February 22, 2011

Comptroller Maragos Joins with Other NY County Comptrollers to Announce the Formation of the New York State Elected County Comptrollers’ Association (NYSECCA)

Association Will Ensure the Effective Use of Government Resources Across New York

Nassau County Comptroller George Maragos and the other elected comptrollers from across the state announced the newly formed New York State Elected County Comptrollers’ Association (NYSECCA), a non-partisan collaboration committed to protecting the integrity and independence of their oversight role in county government. 

"As Comptroller for Nassau County my top priority is ensuring the taxpayers are receiving the most efficient and cost effective services possible,” Comptroller Maragos said. “Joining with my colleagues across the state to exchange ideas and strategies is a common sense approach to providing greater oversight for our taxpayers.”

"There is a synergy among us that strengthens our roles,” according to Ulster County Comptroller Elliott Auerbach.   “We find that we face many of the same challenges and working together we add value to the results we produce,” said Auerbach.

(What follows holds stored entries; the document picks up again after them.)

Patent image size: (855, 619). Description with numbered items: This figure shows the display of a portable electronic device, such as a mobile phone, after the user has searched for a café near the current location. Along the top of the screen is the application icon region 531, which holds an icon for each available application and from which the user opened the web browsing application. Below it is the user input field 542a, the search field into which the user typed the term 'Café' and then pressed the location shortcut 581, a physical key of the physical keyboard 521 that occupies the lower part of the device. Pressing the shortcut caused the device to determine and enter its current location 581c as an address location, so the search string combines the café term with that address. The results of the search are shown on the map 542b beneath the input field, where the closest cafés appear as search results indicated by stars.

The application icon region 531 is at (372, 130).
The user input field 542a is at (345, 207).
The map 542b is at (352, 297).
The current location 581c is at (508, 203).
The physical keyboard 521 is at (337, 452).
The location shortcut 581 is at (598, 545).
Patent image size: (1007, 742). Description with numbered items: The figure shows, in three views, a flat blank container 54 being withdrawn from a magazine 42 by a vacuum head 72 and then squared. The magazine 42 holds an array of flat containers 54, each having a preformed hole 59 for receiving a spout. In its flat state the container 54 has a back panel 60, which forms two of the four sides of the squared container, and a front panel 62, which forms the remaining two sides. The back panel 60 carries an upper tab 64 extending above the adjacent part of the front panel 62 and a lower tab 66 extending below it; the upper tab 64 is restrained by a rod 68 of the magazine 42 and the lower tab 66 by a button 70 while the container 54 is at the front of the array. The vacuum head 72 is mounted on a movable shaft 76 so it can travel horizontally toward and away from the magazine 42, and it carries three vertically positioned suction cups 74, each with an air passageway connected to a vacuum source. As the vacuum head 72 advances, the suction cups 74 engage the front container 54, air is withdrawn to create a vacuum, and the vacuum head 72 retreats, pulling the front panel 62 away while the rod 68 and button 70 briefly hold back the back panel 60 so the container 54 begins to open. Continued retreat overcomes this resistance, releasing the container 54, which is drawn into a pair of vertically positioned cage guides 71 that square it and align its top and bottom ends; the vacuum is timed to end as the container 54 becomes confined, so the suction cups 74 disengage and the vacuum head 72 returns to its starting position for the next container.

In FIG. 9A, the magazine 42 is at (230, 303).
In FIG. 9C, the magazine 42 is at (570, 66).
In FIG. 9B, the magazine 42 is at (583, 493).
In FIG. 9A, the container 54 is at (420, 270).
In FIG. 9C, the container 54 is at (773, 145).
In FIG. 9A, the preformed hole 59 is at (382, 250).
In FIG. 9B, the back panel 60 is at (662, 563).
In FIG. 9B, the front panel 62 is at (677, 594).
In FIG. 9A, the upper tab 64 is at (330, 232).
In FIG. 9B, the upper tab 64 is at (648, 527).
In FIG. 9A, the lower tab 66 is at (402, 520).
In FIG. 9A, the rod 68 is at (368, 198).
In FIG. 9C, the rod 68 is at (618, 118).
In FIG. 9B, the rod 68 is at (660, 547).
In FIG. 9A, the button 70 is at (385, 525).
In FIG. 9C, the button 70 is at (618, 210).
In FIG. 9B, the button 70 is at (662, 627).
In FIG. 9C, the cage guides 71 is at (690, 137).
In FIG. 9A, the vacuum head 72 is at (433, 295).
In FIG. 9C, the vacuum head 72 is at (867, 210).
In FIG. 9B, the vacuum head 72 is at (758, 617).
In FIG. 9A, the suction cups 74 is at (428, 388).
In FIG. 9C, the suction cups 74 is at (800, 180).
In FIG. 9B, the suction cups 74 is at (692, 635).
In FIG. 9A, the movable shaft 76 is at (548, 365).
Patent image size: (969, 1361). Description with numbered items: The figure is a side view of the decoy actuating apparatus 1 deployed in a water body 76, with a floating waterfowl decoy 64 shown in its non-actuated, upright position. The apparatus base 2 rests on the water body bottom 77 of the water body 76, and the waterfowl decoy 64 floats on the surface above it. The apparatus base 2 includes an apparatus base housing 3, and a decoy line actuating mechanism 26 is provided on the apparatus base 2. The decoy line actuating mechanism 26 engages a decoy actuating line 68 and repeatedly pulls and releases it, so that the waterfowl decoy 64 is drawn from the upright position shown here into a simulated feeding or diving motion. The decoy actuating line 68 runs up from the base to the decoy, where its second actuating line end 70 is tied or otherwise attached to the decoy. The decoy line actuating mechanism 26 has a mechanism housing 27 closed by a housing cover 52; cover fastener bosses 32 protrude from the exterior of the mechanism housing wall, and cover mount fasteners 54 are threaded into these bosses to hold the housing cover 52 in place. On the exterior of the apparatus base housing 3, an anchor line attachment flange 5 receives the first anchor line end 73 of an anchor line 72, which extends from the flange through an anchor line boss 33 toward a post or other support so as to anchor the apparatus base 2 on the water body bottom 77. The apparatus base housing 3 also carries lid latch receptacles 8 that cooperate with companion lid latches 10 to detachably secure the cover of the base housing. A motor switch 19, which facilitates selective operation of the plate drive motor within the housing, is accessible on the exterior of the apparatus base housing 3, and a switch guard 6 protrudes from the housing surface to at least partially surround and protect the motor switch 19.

"County Comptrollers hold a unique position across New York State. We all are committed to promoting the efficient and effective use of government resources,” said Erie County Comptroller Mark Poloncarz, “and we enhance our service when we share expertise.” 

The eight elected county comptrollers are:

Michael Connors of Albany County                  518-447-7130

James Coughlan of Dutchess County     845-486-2056

Mark Poloncarz of Erie County                         716-858-8404            

George Maragos of Nassau County                  516-571-2386

Joseph Timpano of Oneida County                   315-798-5780

Robert Antonacci of Onondaga County 315-435-2130

Joseph Sawicki, Jr. of Suffolk County   631-853-5040

Elliott Auerbach of Ulster County                      845-340-3529

The mission of NYSECCA is to promote and protect the essential independence of comptrollers, strengthen their oversight role, protect the integrity of local government decision-making from increased state interference, provide opportunities for joint self-reflection, and to share expertise and best practices.

The position of elected county comptroller exists in counties governed by locally adopted charters.  As a result, each comptroller’s job description varies slightly with the most significant difference being that three of the eight are also the chief fiscal officer of their county.

NYSECCA is a collaboration with no established hierarchy.  Individual comptrollers may be reached for comment at the phone numbers above.